Cooperative Expendable Micro-Slice Servers (CEMS): Low Cost, Low Power Servers for Internet-Scale Services
Source: Jennifer and James Hamilton
The Cooperative Expendable Micro-Slice Servers (CEMS) project assesses low cost, low power servers for high-scale internet services using commodity, client-side components. The project discussed in this paper aims to establish low-cost, low-power servers that can provide better price performance and better power performance as compared to current purpose-built servers.

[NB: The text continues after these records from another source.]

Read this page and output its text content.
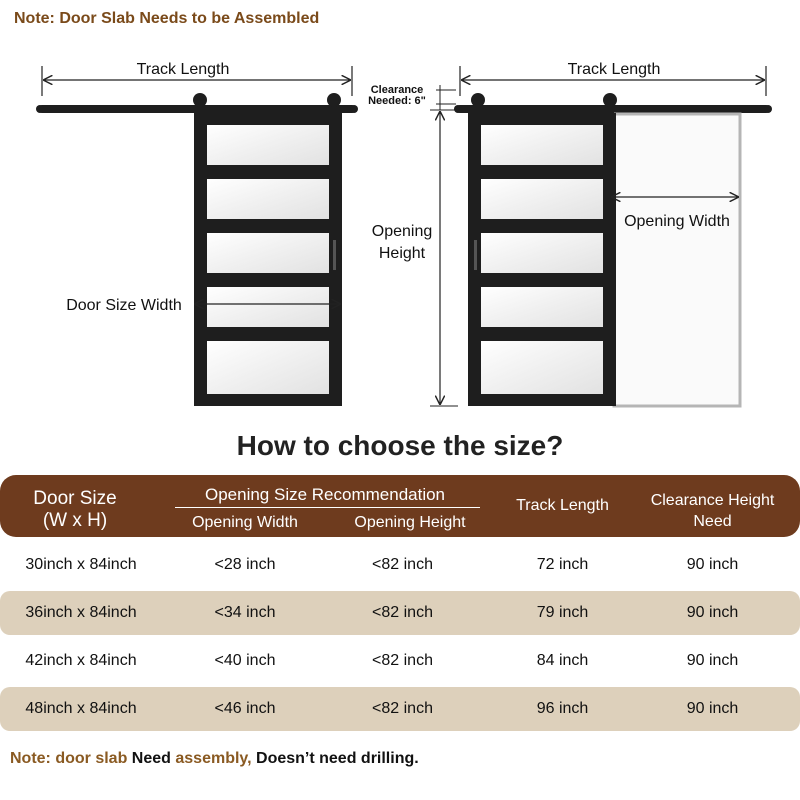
Note: Door Slab Needs to be Assembled
Track Length
Door Size Width
Track Length
Clearance
Needed: 6"
Opening
Height
Opening Width
How to choose the size?
Door Size
(W x H)
Opening Size Recommendation
Opening Width	Opening Height
Track Length	Clearance Height
Need
30inch x 84inch	<28 inch	<82 inch	72 inch	90 inch
36inch x 84inch	<34 inch	<82 inch	79 inch	90 inch
42inch x 84inch	<40 inch	<82 inch	84 inch	90 inch
48inch x 84inch	<46 inch	<82 inch	96 inch	90 inch
Note: door slab Need assembly, Doesn’t need drilling.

Detailed description of the prototype server is built to collect performance data using a high-scale consumer internet service. The study says that low cost, low power systems are more cost-effective than purpose-built servers. Power that is an important issue for high-scale data centers is driven by cost and social issues. The report mentioned in this paper investigates the costs in a large-scale data center and provides an in-depth analysis of new server design optimizing servers and cost functionality. Mentioned in the paper is the fact that the work done in terms of costs and power are the correct measures of server value for high-scale services. The cost of hardware and power costs are two factors that dominate the cost of delivering high-scale services. These two servers can collectively produce the same throughput as conventional purpose-built servers at lower initial hardware cost and low operational costs. This paper proposes a new server design optimizing cost and power server and also compares the new design with a commercial server using high-scale service production workload.